UNISON fights to save award-winning hospital catering

‘Outstanding’ hospital catering at Hitchingbrooke Hospital is under threat from North West Anglia NHS Trust decision

Over 2,200 have signed a UNISON petition to stop North West Anglia NHS Foundation Trust from outsourcing the award-winning catering service at Hitchingbrooke Hopsital.

The hospital, which was named as one of the top 10 hospitals in the country for food, is set to have 70 roles put out to tender, including kitchen, linen and patient services.

As reported in the Hunts Post, UNISON ran a webinar with health expert Dr John Lister. He claimed that “private companies will not be able to match the quality and level” of the outstanding service currently provided at the hospital.

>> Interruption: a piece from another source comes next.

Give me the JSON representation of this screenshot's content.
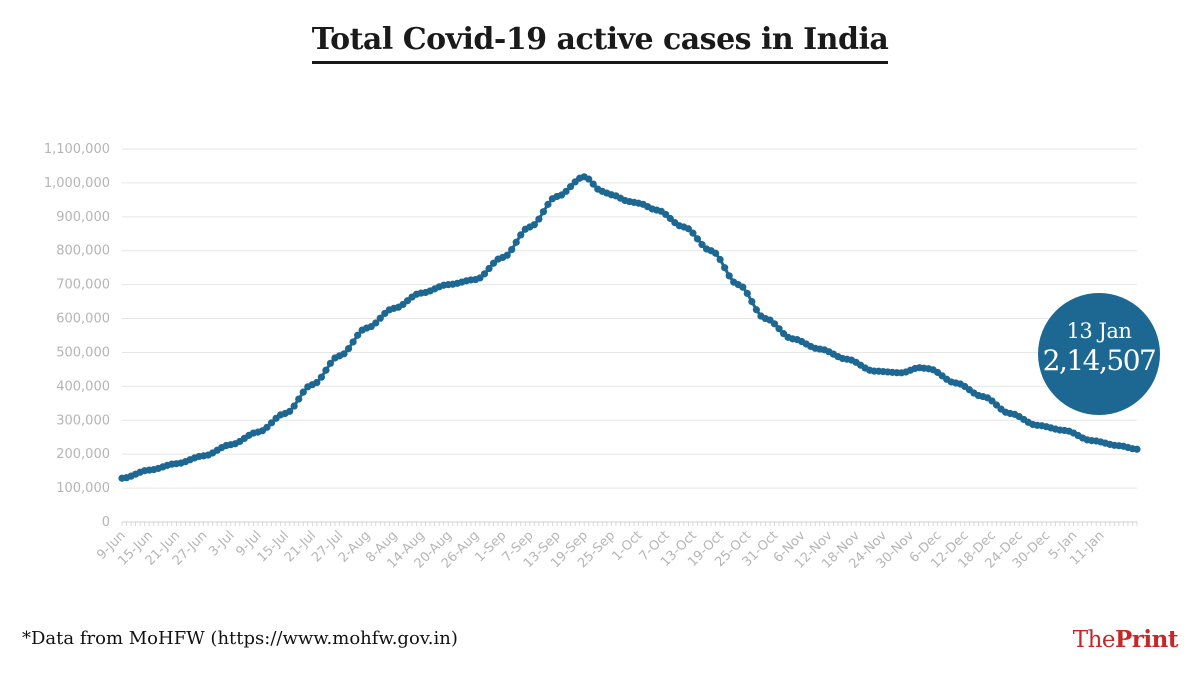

He concluded that “Outsourcing will undermine the quality of services, break up a team and lose the expertise and dedication of staff who have maintained an outstanding level; all for the sake of a few quid.”

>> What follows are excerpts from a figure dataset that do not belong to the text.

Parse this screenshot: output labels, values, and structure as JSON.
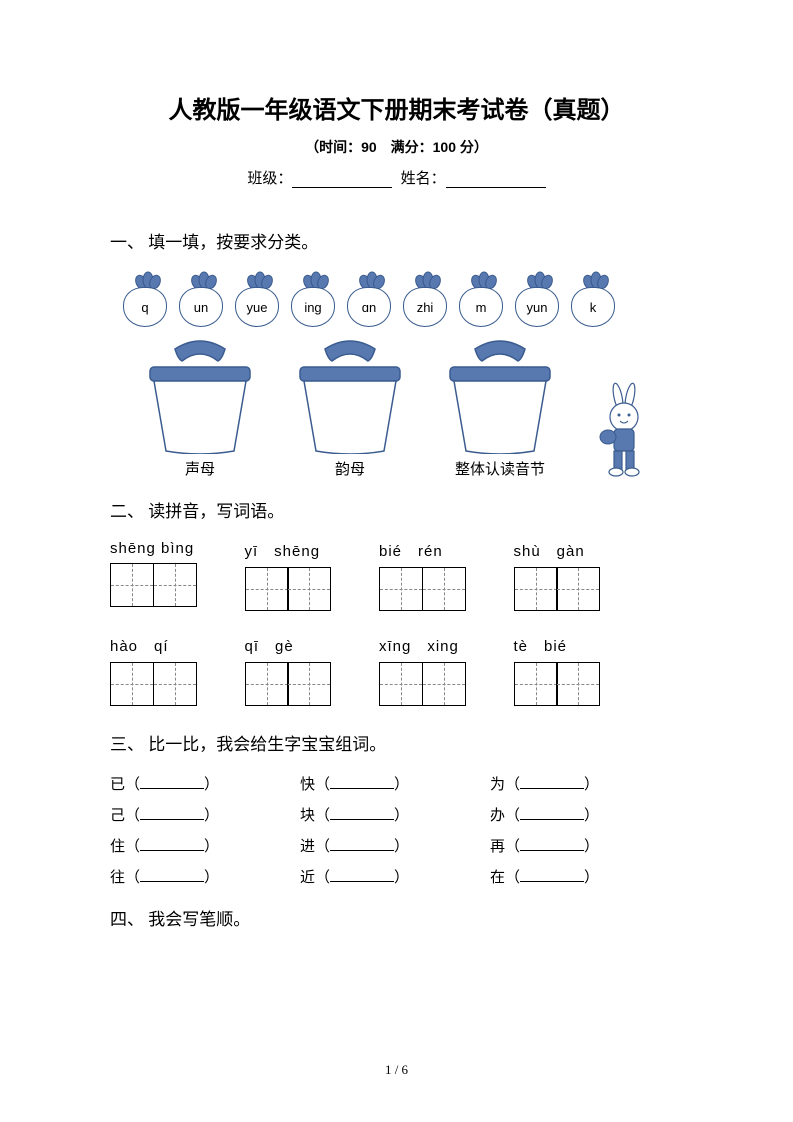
{
  "header": {
    "title": "人教版一年级语文下册期末考试卷（真题）",
    "subtitle": "（时间：90　满分：100 分）",
    "class_label": "班级：",
    "name_label": "姓名："
  },
  "section1": {
    "heading": "一、 填一填，按要求分类。",
    "radishes": [
      "q",
      "un",
      "yue",
      "ing",
      "ɑn",
      "zhi",
      "m",
      "yun",
      "k"
    ],
    "baskets": [
      "声母",
      "韵母",
      "整体认读音节"
    ],
    "colors": {
      "outline": "#3a5c8f",
      "fill_dark": "#5878b0",
      "fill_light": "#a8bde0"
    }
  },
  "section2": {
    "heading": "二、 读拼音，写词语。",
    "row1": [
      {
        "pinyin": "shēng bìng"
      },
      {
        "pinyin": "yī　shēng"
      },
      {
        "pinyin": "bié　rén"
      },
      {
        "pinyin": "shù　gàn"
      }
    ],
    "row2": [
      {
        "pinyin": "hào　qí"
      },
      {
        "pinyin": "qī　gè"
      },
      {
        "pinyin": "xīng　xing"
      },
      {
        "pinyin": "tè　bié"
      }
    ]
  },
  "section3": {
    "heading": "三、 比一比，我会给生字宝宝组词。",
    "rows": [
      [
        "已",
        "快",
        "为"
      ],
      [
        "己",
        "块",
        "办"
      ],
      [
        "住",
        "进",
        "再"
      ],
      [
        "往",
        "近",
        "在"
      ]
    ]
  },
  "section4": {
    "heading": "四、 我会写笔顺。"
  },
  "footer": {
    "page": "1 / 6"
  }
}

Last year North West Anglia NHS Trust was rated ‘inadequate’ by the Care Quality Commission because it was not safe, responsive or well-led enough. UNISON says the outsourcing of services would only make this worse.

UNISON North West Anglia branch secretary Sam Hemraj also read out a statement at the webinar from the staff subject to being outsourced.

In the statement staff said they felt ‘worthless’, that their ‘world fell apart’ when told they were being put out to tender and that being subject to a bidding process feels ‘inhumane’.

“We feel we have no voice, and although we don’t know how this will end, we know that this is ugly, unfair and not befitting of any NHS trust. They cannot take away our dignity,” it read.

Hinchingbrooke was the first NHS hospital to be run by the private sector when Circle took it over in 2012, but performance was so bad and the firm was not making enough money, so handed the hospital back just three years later.

UNISON Eastern regional organiser Cheryl Godber added: “It’s simply staggering that North West Anglia NHS is plotting to fragment so many of its vital services in the midst of the biggest public health crisis in generations.

“Cost-cutting firms running cleaning, catering and other hospital facilities always presents a risk to patient safety but to do it now is downright reckless.

“It’s also worrying to see that the Trust hasn’t learnt from the failed privatisation experiment at Hinchingbrooke that showed outsourcing is an unsuccessful way of delivering public services.

“NHS chiefs must abandon these dangerous plans so we can all pull together through this crisis.”